В таких случаях майор присматривался к командиру роты, и его крайне удивляло, что на лице лейтенанта не появлялось ни тени смущения, ни краски стыда, словно он ни в чем не был виноват, а при встречах ротный всегда искренне приветствовал его и улыбался, как ни в чем не бывало. И глядя тогда на Гасанзаде, Пронин думал: «Ну и наглец, ведь надо же: так уметь притворяться!»
Да, немудрено, что Лена попалась ему в сети… Впрочем, еще неизвестно, кто кому попался. Но факт, что они сошлись…
От долгой напряженной работы у Пронина онемели плечи, и ломило в спине, он несколько раз выпрямлялся и разводил руки до хруста в суставах, потом откинулся на стуле так, что вся тяжесть тела легла на задние ножки, и прикрыл глаза и тотчас Лена возникла перед ним. Он стряхнул наваждение, принял прежнее, рабочее положение, и склонился над столом.
В дверь постучали, и вошел комадир полка.
— Николай Никанорович, ты не спишь?
Пронин открыл глаза.
— Чуть не задремал… Голова, правда, болит.
— Так, может — приляжешь?
— Нельзя, товарищ подполковник. Получил новое задание, должен выполнить, а уж потом…
— Много осталось?
— Нет, за полчаса закончу.
— Насчет наград из штаба корпуса подготовить материал не просили?
— Нет.
— Вчера вечером генерал Черепанов мне об этом напомнил. Николай Никанорович, на командиров напиши представления сам, а на младших командиров и рядовых поручи написать командирам рот. Если на кого из командиров затрудняешься написать, пусть ротные напишут. Потом подправишь, и вместе поглядим.
— Кого из командиров надо представить в первую очередь?
— Я уже написал на Ивана Благого. Думаю, очень заслуживают Тетерин и Гасанзаде. Свяжись с командирами рот, узнай, кого они считают достойными.
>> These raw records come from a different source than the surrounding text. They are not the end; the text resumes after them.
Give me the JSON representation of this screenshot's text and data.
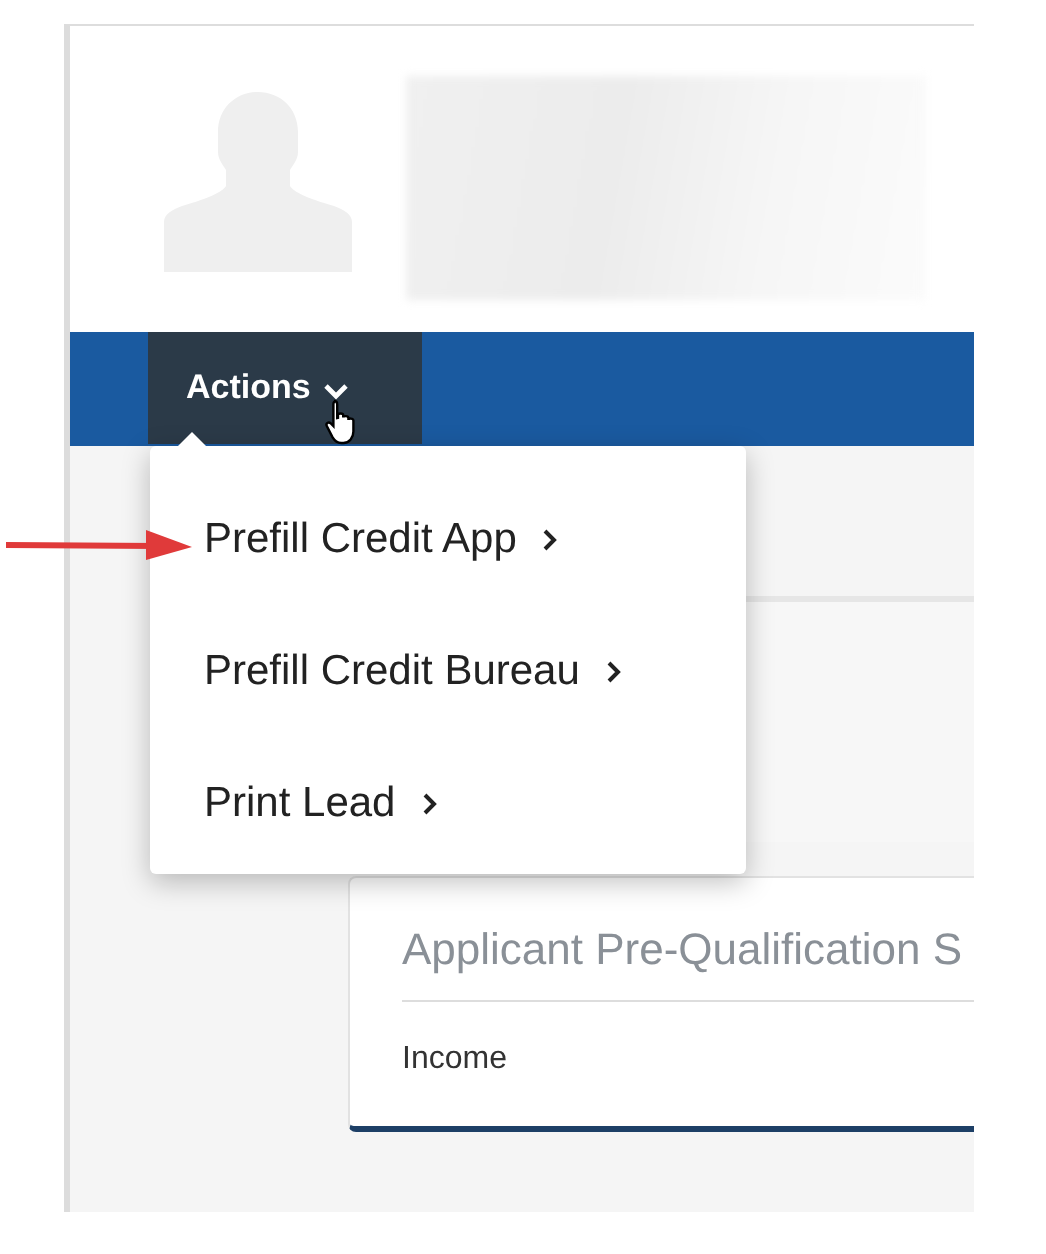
{
  "toolbar": {
    "actions_button": "Actions"
  },
  "actions_menu": {
    "items": [
      {
        "label": "Prefill Credit App"
      },
      {
        "label": "Prefill Credit Bureau"
      },
      {
        "label": "Print Lead"
      }
    ]
  },
  "card": {
    "title": "Applicant Pre-Qualification S",
    "field_label": "Income"
  }
}
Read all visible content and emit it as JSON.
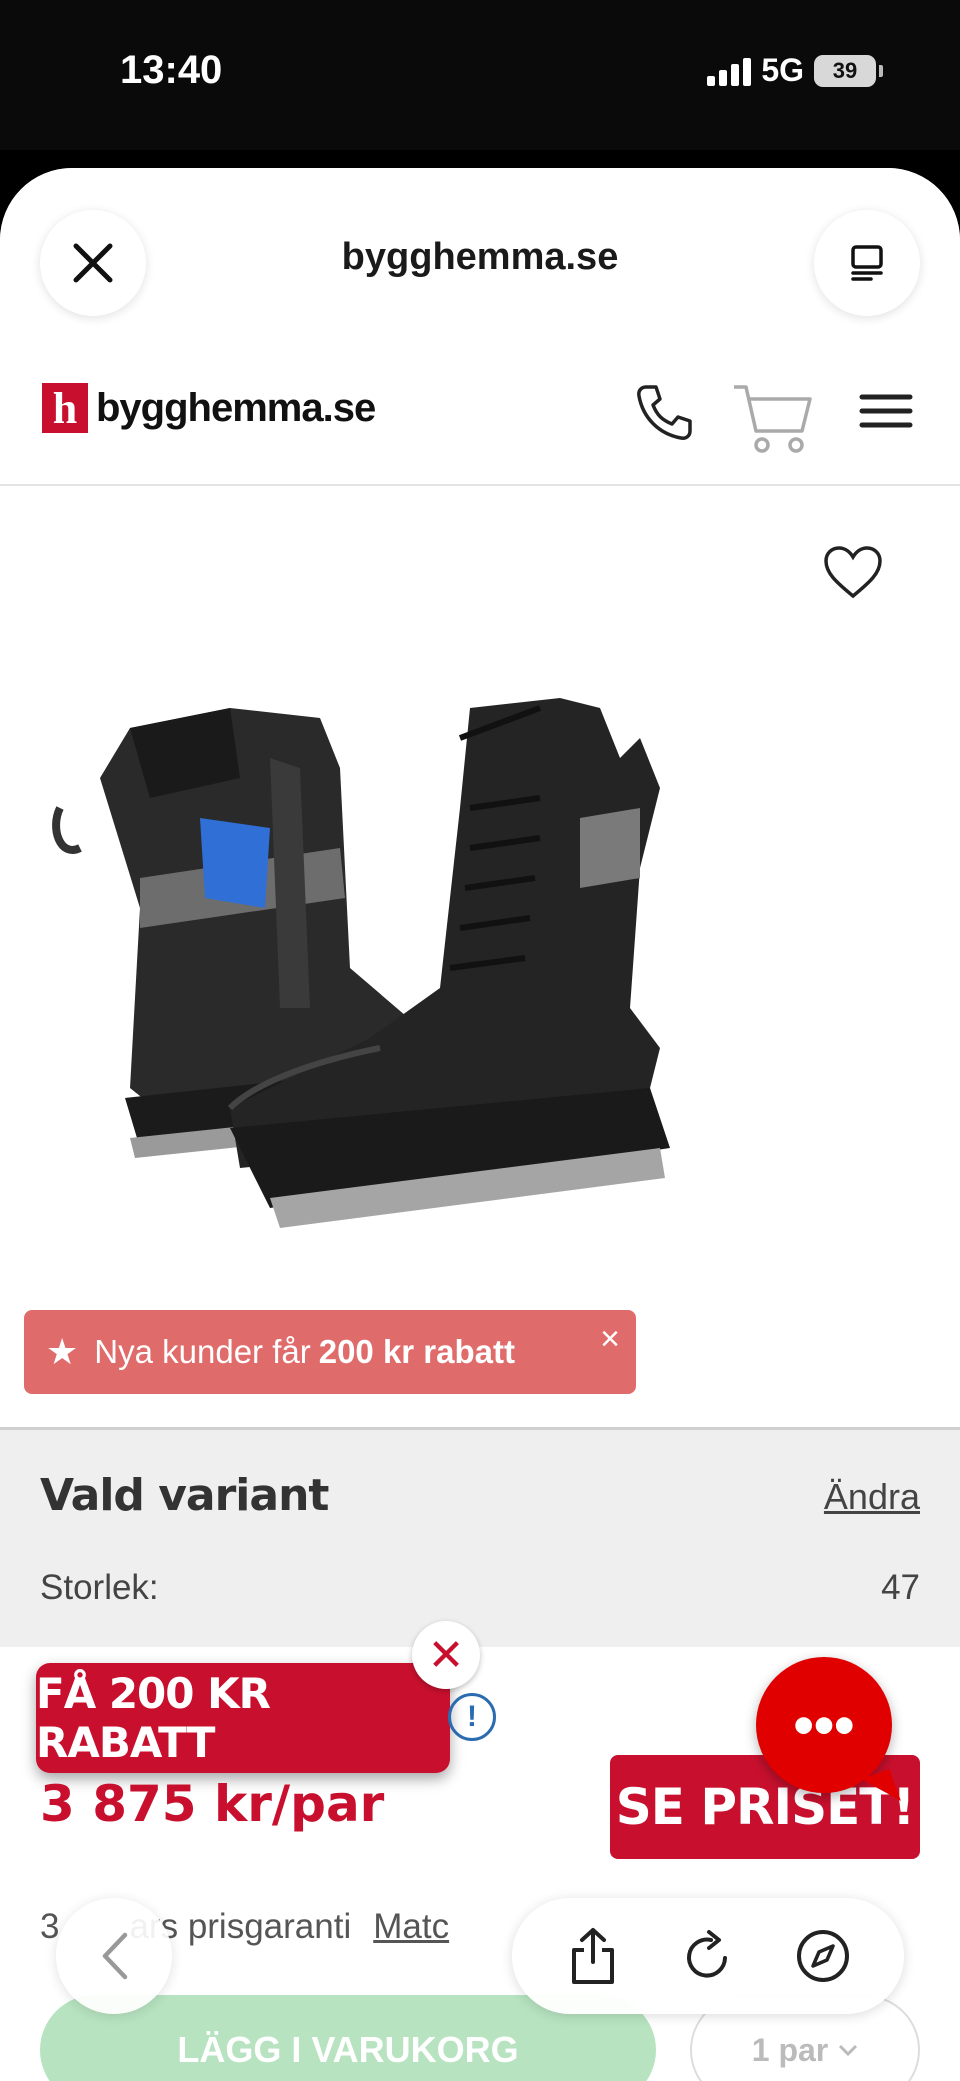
{
  "status_bar": {
    "time": "13:40",
    "network": "5G",
    "battery": "39"
  },
  "sheet": {
    "url": "bygghemma.se",
    "close_icon": "close-icon",
    "reader_icon": "reader-mode-icon"
  },
  "site_nav": {
    "logo_letter": "h",
    "logo_text": "bygghemma.se",
    "icons": [
      "phone-icon",
      "cart-icon",
      "menu-icon"
    ]
  },
  "product": {
    "favorite_icon": "heart-icon",
    "promo_banner": {
      "text": "Nya kunder får",
      "bold": "200 kr rabatt",
      "close": "×"
    }
  },
  "variant": {
    "title": "Vald variant",
    "change_label": "Ändra",
    "size_label": "Storlek:",
    "size_value": "47"
  },
  "pricing": {
    "rabatt_button": "FÅ 200 KR RABATT",
    "rabatt_close": "✕",
    "info_icon": "!",
    "price": "3 875 kr/par",
    "see_price_button": "SE PRISET!",
    "chat_button": "•••",
    "guarantee_text": "3",
    "guarantee_rest": "ars prisgaranti",
    "match_link": "Matc"
  },
  "cart": {
    "add_button": "LÄGG I VARUKORG",
    "quantity": "1 par"
  },
  "colors": {
    "brand_red": "#c8102e",
    "promo_banner": "#e06b6b",
    "add_to_cart_disabled": "#b7e3c0"
  }
}
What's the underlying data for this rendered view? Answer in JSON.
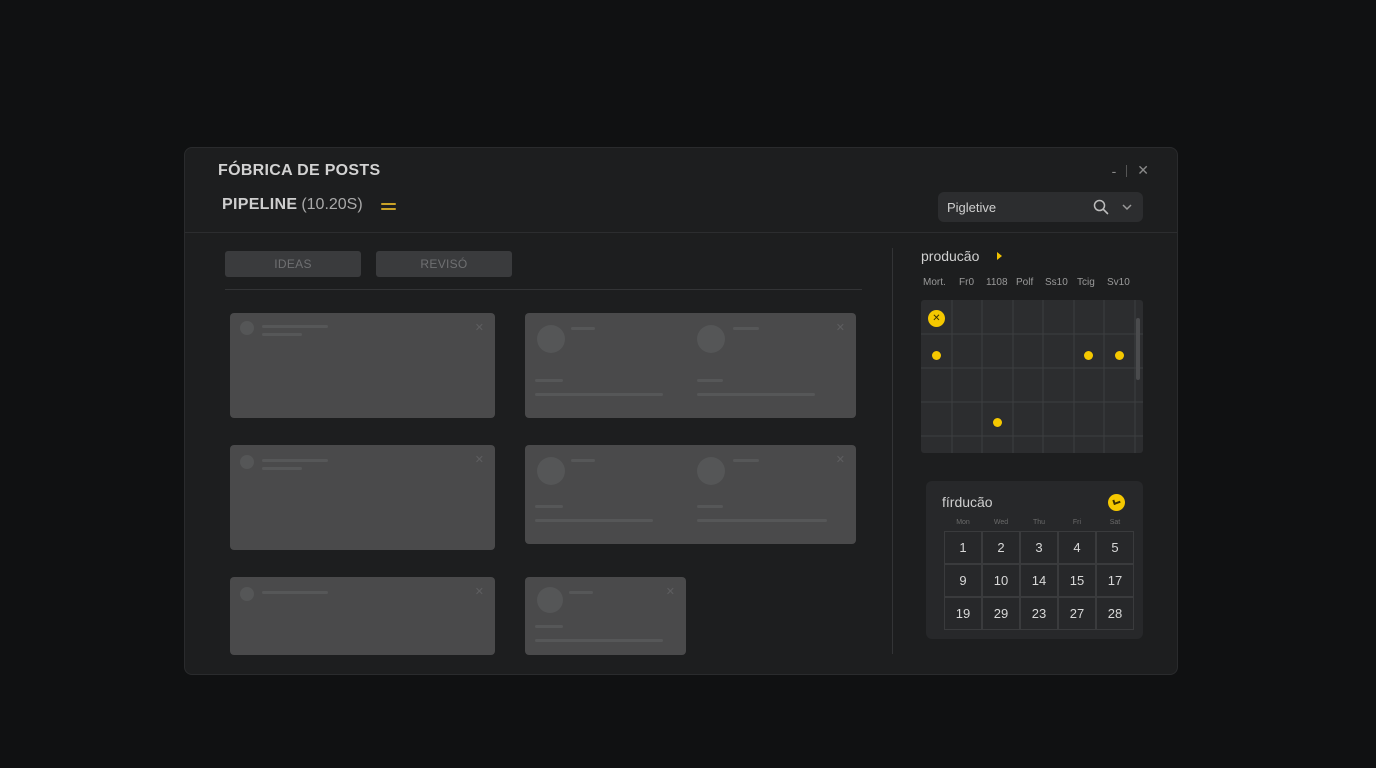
{
  "window": {
    "app_title": "FÓBRICA DE POSTS",
    "pipeline_title": "PIPELINE",
    "pipeline_count": "(10.20S)",
    "controls": {
      "minimize": "-",
      "close": "✕"
    }
  },
  "search": {
    "value": "Pigletive"
  },
  "tabs": [
    {
      "label": "IDEAS"
    },
    {
      "label": "REVISÓ"
    }
  ],
  "production": {
    "title": "producão",
    "days": [
      "Mort.",
      "Fr0",
      "1108",
      "Polf",
      "Ss10",
      "Tcig",
      "Sv10"
    ]
  },
  "calendar": {
    "title": "fírducão",
    "weekdays": [
      "Mon",
      "Wed",
      "Thu",
      "Fri",
      "Sat"
    ],
    "rows": [
      [
        "1",
        "2",
        "3",
        "4",
        "5"
      ],
      [
        "9",
        "10",
        "14",
        "15",
        "17"
      ],
      [
        "19",
        "29",
        "23",
        "27",
        "28"
      ]
    ]
  },
  "colors": {
    "accent": "#f5c800",
    "window_bg": "#1d1e1f",
    "card_bg": "#4a4a4b",
    "page_bg": "#101112"
  }
}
Постарайтесь, чтобы ничьи заслуги и подвиги не были забыты — это обижает, расхолаживает.
— Слушаюсь, Ази Ахадович.
— И еще, Николай Никанорович: последи за своим здоровьем. Вид у тебя утомленный. А болеть никому из нас нельзя теперь: очень много дел впереди.
Ази Асланов ушел. Пронин принялся собирать сведения для наградных листов. Многих молодых командиров, в том числе Тетерина, пришедшего недавно в полк, Пронин знал слабо; о Тетерине надо было узнавать у Гасанзаде, но звонить командиру роты, разговаривать с ним ему было сейчас невмоготу. Он запросил сведения телефонограммой. Так будет лучше, решил он.
В конце концов телефонограмма оказалась в руках у бойца Парамонова, тот и понес ее в роту. По дороге Парамонов увидел Тетерина: младший лейтенант о чем-то горячо спорил с помпотехом полка инженером-капитаном Тамарой Барышниковой, и Парамонов, желая обрадовать младшего лейтенанта, задержался в стороне — переждать разговор.
Тетерин спрашивал, когда предполагается закончить ремонт машин, Барышникова уклончиво отвечала: постараемся поскорее. Тетерина такой неопределенный ответ не устраивал, а Барышникову не устраивала спешка. — Мы не хотим сдавать вам кое-как отремонтированные машины, ясно? Танк из ремонта должен выйти как новенький… Время есть, куда вам торопиться?
— Как не торопиться? Я потерял два танка, остальные в ремонте. А если приказ наступать, что я стану делать?
— Ну, к тому времени мы твои машины вернем.
Тетерин не пошел ни в госпиталь, ни в медсанбат, и очень скоро обрел прежнюю форму. Краснота на обожженном лице прошла, на месте сгоревших бровей росли новые, правда, такие тонкие, что их можно было разглядеть только вблизи; усы росли кустиками, неряшливо, и он начисто их сбрил, отчего выражение лица совершенно изменилось, стало каким-то очень уж открытым, беззащитным. И хотя он уже не переживал за свое лицо, уверяя, что ему все нипочем, ему становилось неловко, и он всякий раз слегка отворачивался в сторону, когда Барышникова смотрела ему в глаза: казалось, она выискивает именно изъяны его лица.